Javaid Rehman zei maandag in een interview met Reuters dat zijn kantoor in de loop der jaren getuigenissen en bewijzen heeft verzameld. Hij was bereid deze te delen als de Mensenrechtenraad van de Verenigde Naties of een ander orgaan een onpartijdig onderzoek instelt.
Hij zei dat hij bezorgd was over berichten dat sommige “massagraven” worden vernietigd als onderdeel van een voortdurende doofpotoperatie.
“Ik denk dat het tijd is en dat het heel belangrijk is nu de heer Raisi de gekozen president is, dat we beginnen te onderzoeken wat er in 1988 is gebeurd en wat de rol van individuen is geweest,” zei Rehman vanuit Londen, waar hij islamitisch recht en internationaal recht doceert.
Een onderzoek is in het belang van Iran en kan afsluiting brengen voor de families, zei hij, eraan toevoegend: “Anders moeten we ons ernstig zorgen maken over deze president en de rol, de gerapporteerde rol, die hij in het verleden heeft gespeeld bij deze executies.”
Raisi’s kantoor was niet bereikbaar voor commentaar. Het kantoor van de woordvoerder van de Iraanse rechterlijke macht was niet onmiddellijk beschikbaar voor commentaar.
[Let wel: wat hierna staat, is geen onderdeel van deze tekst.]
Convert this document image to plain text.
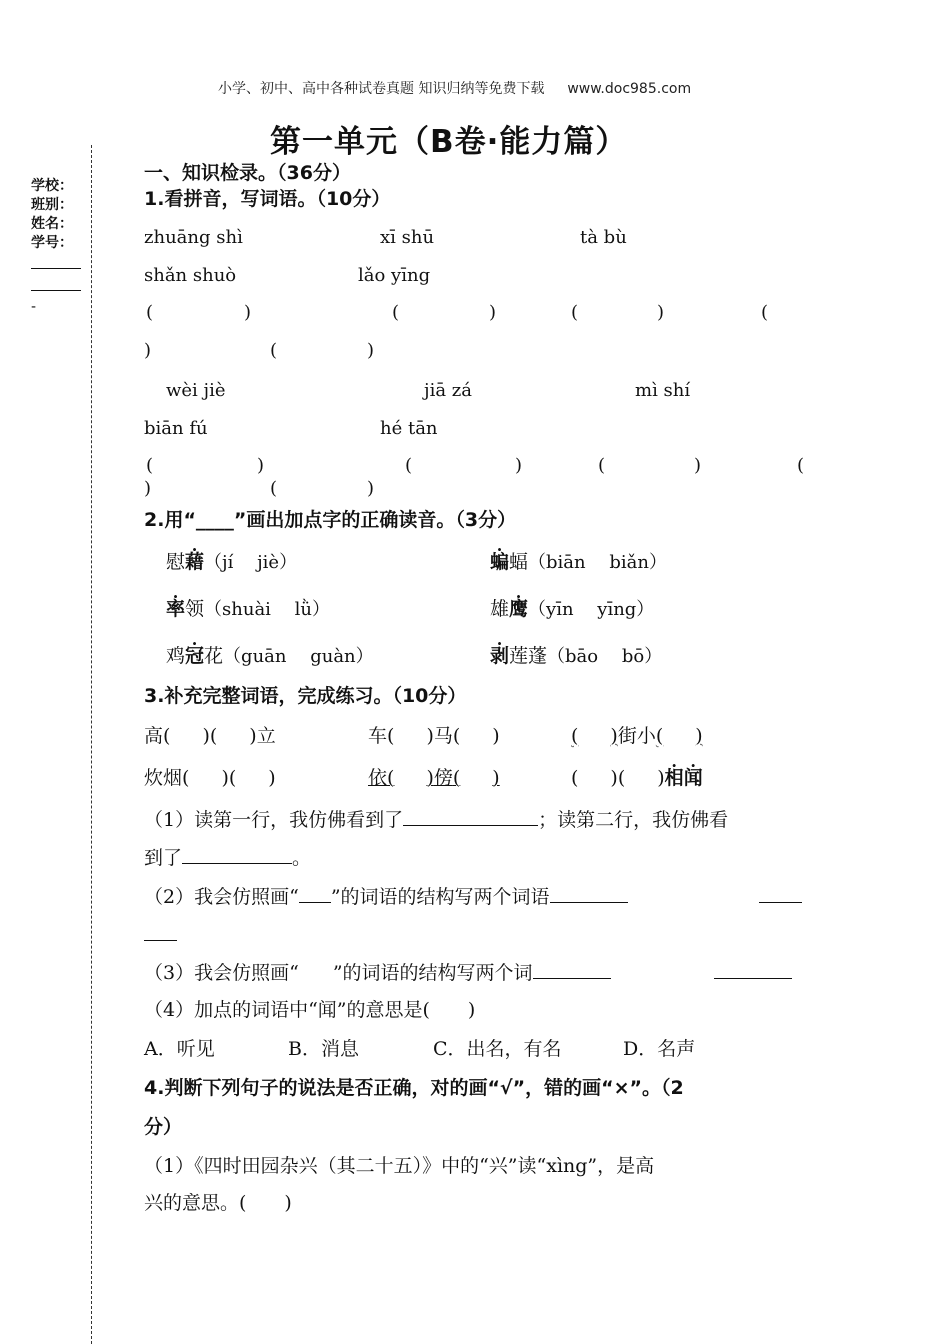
小学、初中、高中各种试卷真题 知识归纳等免费下载 www.doc985.com
第一单元（B卷·能力篇）
学校：
班别：
姓名：
学号：
-
一、知识检录。（36分）
1.看拼音，写词语。（10分）
zhuāng shì	xī shū	tà bù
shǎn shuò	lǎo yīng
(	)	(	)	(	)	(
)	(	)
wèi jiè	jiā zá	mì shí
biān fú	hé tān
(	)	(	)	(	)	(
)	(	)
2.用“____”画出加点字的正确读音。（3分）
慰藉（jí　 jiè）	蝙蝠（biān　 biǎn）
率领（shuài　 lǜ）	雄鹰（yīn　 yīng）
鸡冠花（guān　 guàn）	剥莲蓬（bāo　 bō）
3.补充完整词语，完成练习。（10分）
高( )( )立	车( )马( )	( )街小( )
炊烟( )( )	依( )傍( )	( )( )相闻
（1）读第一行，我仿佛看到了	；读第二行，我仿佛看
到了	。
（2）我会仿照画“ ”的词语的结构写两个词语
（3）我会仿照画“ ”的词语的结构写两个词
（4）加点的词语中“闻”的意思是(　　)
A．听见	B．消息	C．出名，有名	D．名声
4.判断下列句子的说法是否正确，对的画“√”，错的画“×”。（2
分）
（1）《四时田园杂兴（其二十五）》中的“兴”读“xìng”，是高
兴的意思。(　　)
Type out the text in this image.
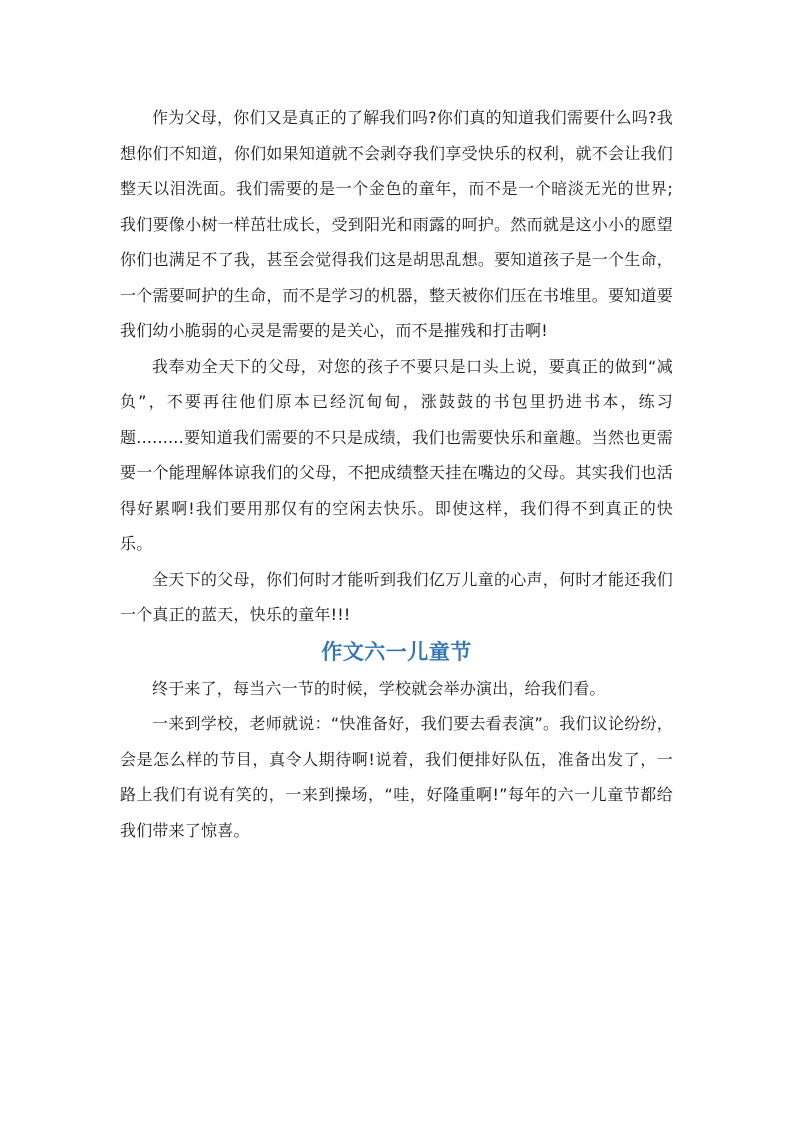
作为父母，你们又是真正的了解我们吗?你们真的知道我们需要什么吗?我想你们不知道，你们如果知道就不会剥夺我们享受快乐的权利，就不会让我们整天以泪洗面。我们需要的是一个金色的童年，而不是一个暗淡无光的世界;我们要像小树一样茁壮成长，受到阳光和雨露的呵护。然而就是这小小的愿望你们也满足不了我，甚至会觉得我们这是胡思乱想。要知道孩子是一个生命，一个需要呵护的生命，而不是学习的机器，整天被你们压在书堆里。要知道要我们幼小脆弱的心灵是需要的是关心，而不是摧残和打击啊!

我奉劝全天下的父母，对您的孩子不要只是口头上说，要真正的做到“减负”，不要再往他们原本已经沉甸甸，涨鼓鼓的书包里扔进书本，练习题.........要知道我们需要的不只是成绩，我们也需要快乐和童趣。当然也更需要一个能理解体谅我们的父母，不把成绩整天挂在嘴边的父母。其实我们也活得好累啊!我们要用那仅有的空闲去快乐。即使这样，我们得不到真正的快乐。

全天下的父母，你们何时才能听到我们亿万儿童的心声，何时才能还我们一个真正的蓝天，快乐的童年!!!

作文六一儿童节

终于来了，每当六一节的时候，学校就会举办演出，给我们看。

一来到学校，老师就说：“快准备好，我们要去看表演”。我们议论纷纷，会是怎么样的节目，真令人期待啊!说着，我们便排好队伍，准备出发了，一路上我们有说有笑的，一来到操场，“哇，好隆重啊!”每年的六一儿童节都给我们带来了惊喜。
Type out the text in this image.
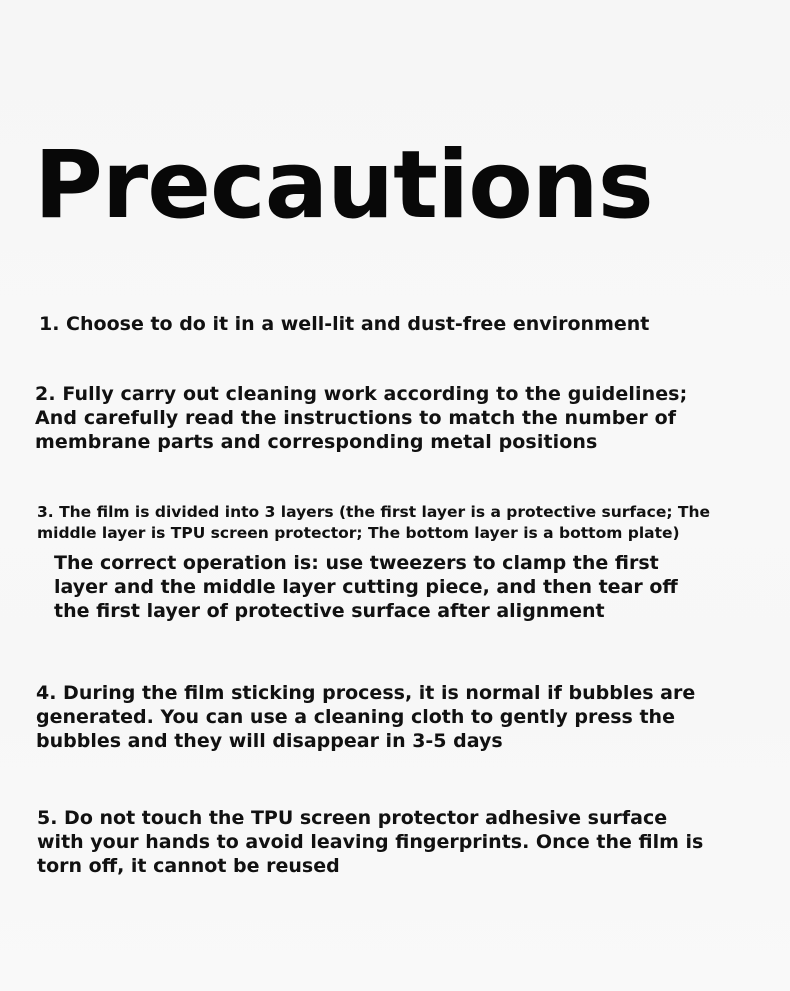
Precautions

1. Choose to do it in a well-lit and dust-free environment

2. Fully carry out cleaning work according to the guidelines;
And carefully read the instructions to match the number of
membrane parts and corresponding metal positions

3. The film is divided into 3 layers (the first layer is a protective surface; The
middle layer is TPU screen protector; The bottom layer is a bottom plate)

The correct operation is: use tweezers to clamp the first
layer and the middle layer cutting piece, and then tear off
the first layer of protective surface after alignment

4. During the film sticking process, it is normal if bubbles are
generated. You can use a cleaning cloth to gently press the
bubbles and they will disappear in 3-5 days

5. Do not touch the TPU screen protector adhesive surface
with your hands to avoid leaving fingerprints. Once the film is
torn off, it cannot be reused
De Iraanse missies bij de Verenigde Naties in New York en Genève reageerden niet onmiddellijk op verzoeken om commentaar.
Raisi, een rechter van de harde lijn, staat onder sancties van de VS wegens een verleden dat volgens de Verenigde Staten en activisten zijn betrokkenheid omvat als een van de vier rechters die toezicht hielden op de moorden van 1988. Amnesty International heeft het aantal geëxecuteerden op zo’n 5.000 geschat, en zei in een rapport uit 2018 dat “het werkelijke aantal hoger zou kunnen liggen”.
Toen Raisi werd gevraagd naar beschuldigingen dat hij betrokken was bij de moorden, vertelde hij de verslaggevers: “Als een rechter, een aanklager de veiligheid van het volk heeft verdedigd, moet hij worden geprezen […] Ik ben er trots op dat ik de mensenrechten heb verdedigd in elke functie die ik tot nu toe heb bekleed.”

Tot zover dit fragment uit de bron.